When Art is the Change: A Look at Native Philanthropy

Attendees of the Seventh Generation Fund-sponsored “‘Empower Your Story’ Digital Media Training & Workshop,” February 2013.

“For many Indigenous peoples the world is dreamed, told or sung into being. The act of creativity is the act of creation,” says Betsy Richards, who leads the Creative Change program of the Opportunity Agenda, and was previously the program officer for Media, Arts and Culture at the Ford Foundation, where she funded Native American and place-based cultural communities. “Culture and creativity are at the center of ourselves and our societies, rather than being entertainment that we consume at the end of our day.”

“In many of our languages we don’t have a specific word for art,” adds Tia Oros Peters, the Executive Director of the Seventh Generation Fund. “That is not because our languages have not evolved or that they are not complex. Quite the opposite, it is so because art is intrinsic to every aspect of our lifeways, our spiritual lives, cultural lives, family lives, secular lives, political lives—all of it. From this worldview, a song, a painting, a canoe, a story each has its own energy and power and each can create change.”

The oneness of art and society (and hence social change) is not unique to Native America, but is perhaps uniquely felt in Native tribes, where historically the culture has been assailed in tandem with the people. Lori Pourier, President of the First Peoples Fund, recalls how the schools she attended as a girl were administered by the Bureau of Indian Affairs, and staffed entirely by non-Native teachers. And she says how Native Americans were effectively denied basic religious liberties before the passage of the Native American Religious Freedom Act of 1978. Despite these challenges, Native cultures have proved resilient, as seen in the Indian Controlled Schools movement in the 1970s and the flowering of Sundance ceremonies and other sacred practices.
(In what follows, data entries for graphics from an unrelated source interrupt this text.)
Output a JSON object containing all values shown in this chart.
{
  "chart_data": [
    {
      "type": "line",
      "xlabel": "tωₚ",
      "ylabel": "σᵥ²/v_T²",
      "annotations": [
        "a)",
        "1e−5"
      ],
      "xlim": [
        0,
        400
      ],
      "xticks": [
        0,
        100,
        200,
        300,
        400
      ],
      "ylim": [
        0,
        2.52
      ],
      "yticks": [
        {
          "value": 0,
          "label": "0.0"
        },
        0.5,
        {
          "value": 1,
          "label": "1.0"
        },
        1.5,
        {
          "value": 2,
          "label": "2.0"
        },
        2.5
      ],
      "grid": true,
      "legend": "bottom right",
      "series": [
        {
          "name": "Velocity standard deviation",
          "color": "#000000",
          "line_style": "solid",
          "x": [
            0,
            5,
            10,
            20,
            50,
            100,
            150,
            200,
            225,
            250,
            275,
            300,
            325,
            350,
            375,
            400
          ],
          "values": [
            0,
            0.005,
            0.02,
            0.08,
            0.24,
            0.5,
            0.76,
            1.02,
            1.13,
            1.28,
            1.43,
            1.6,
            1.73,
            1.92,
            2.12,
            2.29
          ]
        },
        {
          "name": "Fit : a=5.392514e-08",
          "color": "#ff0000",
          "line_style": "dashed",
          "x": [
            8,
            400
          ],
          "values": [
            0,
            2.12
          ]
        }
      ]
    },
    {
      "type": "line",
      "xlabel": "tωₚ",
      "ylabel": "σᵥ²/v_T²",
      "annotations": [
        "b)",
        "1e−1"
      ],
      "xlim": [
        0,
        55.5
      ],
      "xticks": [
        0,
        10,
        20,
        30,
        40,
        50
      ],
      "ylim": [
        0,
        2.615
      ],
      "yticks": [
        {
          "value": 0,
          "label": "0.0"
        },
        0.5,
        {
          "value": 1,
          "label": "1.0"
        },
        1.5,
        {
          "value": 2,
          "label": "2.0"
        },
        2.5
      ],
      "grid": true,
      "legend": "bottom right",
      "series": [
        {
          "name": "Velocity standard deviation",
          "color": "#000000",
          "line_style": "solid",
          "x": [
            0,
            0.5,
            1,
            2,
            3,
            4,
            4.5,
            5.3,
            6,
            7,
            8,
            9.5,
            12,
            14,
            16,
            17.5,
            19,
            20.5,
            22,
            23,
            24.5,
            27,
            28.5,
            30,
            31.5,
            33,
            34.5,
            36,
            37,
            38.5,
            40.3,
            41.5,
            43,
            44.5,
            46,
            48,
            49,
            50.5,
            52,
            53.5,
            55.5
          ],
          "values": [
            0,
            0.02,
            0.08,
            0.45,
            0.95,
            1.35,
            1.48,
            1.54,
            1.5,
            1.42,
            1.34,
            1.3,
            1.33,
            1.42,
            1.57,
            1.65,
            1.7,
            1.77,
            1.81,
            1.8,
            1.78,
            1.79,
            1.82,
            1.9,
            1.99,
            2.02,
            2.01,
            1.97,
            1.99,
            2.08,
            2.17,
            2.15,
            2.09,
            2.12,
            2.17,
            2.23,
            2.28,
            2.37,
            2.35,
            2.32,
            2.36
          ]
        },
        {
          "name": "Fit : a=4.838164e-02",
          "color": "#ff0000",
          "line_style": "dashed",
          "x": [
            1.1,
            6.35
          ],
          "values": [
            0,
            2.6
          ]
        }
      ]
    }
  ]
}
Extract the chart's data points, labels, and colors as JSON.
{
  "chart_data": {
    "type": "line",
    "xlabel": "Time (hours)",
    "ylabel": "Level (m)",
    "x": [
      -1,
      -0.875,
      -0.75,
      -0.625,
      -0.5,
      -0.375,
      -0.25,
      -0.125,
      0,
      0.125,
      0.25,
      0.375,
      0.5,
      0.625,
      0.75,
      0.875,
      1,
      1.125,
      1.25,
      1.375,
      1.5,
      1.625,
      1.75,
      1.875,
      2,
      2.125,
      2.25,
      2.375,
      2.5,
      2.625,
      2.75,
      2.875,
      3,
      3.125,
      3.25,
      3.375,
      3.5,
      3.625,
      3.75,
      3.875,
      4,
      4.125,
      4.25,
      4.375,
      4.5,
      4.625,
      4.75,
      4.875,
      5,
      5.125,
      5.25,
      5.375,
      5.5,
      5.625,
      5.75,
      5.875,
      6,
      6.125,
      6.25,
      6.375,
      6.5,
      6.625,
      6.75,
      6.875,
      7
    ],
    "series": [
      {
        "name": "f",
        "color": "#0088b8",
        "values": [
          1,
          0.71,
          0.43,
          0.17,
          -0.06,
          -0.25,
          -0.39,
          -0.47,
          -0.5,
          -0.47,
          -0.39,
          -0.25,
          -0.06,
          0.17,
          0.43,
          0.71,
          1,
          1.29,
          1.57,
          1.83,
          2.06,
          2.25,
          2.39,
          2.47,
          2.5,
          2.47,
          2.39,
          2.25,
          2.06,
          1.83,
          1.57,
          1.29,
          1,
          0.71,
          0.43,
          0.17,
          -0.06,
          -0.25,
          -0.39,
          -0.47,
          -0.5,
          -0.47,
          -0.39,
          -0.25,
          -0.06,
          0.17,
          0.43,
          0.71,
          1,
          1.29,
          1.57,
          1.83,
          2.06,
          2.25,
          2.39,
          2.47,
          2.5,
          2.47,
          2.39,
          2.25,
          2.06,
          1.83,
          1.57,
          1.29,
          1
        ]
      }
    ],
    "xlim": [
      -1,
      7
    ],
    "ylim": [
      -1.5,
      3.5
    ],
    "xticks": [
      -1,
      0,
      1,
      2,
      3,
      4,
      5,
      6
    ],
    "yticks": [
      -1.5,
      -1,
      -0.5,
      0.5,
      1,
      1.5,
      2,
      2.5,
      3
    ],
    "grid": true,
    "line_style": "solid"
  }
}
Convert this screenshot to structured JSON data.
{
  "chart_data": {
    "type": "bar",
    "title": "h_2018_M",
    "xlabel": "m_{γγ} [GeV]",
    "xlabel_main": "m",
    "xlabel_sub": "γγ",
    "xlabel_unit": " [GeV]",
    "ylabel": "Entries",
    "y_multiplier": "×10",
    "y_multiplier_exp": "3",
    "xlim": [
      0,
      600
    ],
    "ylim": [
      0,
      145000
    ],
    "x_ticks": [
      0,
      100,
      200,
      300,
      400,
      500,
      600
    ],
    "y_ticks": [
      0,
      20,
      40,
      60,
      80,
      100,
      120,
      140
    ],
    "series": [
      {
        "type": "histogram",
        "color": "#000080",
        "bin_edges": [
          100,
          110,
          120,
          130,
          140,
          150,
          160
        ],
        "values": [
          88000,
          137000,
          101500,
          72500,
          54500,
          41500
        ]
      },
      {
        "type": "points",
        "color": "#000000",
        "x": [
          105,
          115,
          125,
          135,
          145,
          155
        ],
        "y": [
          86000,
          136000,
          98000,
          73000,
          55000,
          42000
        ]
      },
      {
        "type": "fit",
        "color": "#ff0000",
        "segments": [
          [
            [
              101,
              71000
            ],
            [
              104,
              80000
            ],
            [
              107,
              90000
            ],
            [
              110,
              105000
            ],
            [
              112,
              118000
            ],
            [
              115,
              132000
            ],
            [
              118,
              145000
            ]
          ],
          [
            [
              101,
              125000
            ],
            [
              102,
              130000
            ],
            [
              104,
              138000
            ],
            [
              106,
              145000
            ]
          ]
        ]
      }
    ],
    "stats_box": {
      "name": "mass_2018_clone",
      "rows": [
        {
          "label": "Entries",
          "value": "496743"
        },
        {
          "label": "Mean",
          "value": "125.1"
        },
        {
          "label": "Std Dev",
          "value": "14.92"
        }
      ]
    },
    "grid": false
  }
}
These are some of the experiences that shape present-day Native philanthropic approaches to storytelling and other cultural work. Pourier says, “As a grantor in Indian country, we know we can’t just separate out culture from other aspects of life.” It’s a perspective that non-Native funders could take on as well. Both because it acknowledges the inseparability of stories (or art) and society, and because it values the cultures from which that belief springs. Native Americans in Philanthropy is a growing circle of nonprofits, tribal communities, and foundations committed to the beliefs, traditions and gifts of Native peoples. The organization’s Executive Director, Carly Hare, says, after all, “We are the original philanthropists and storytellers.”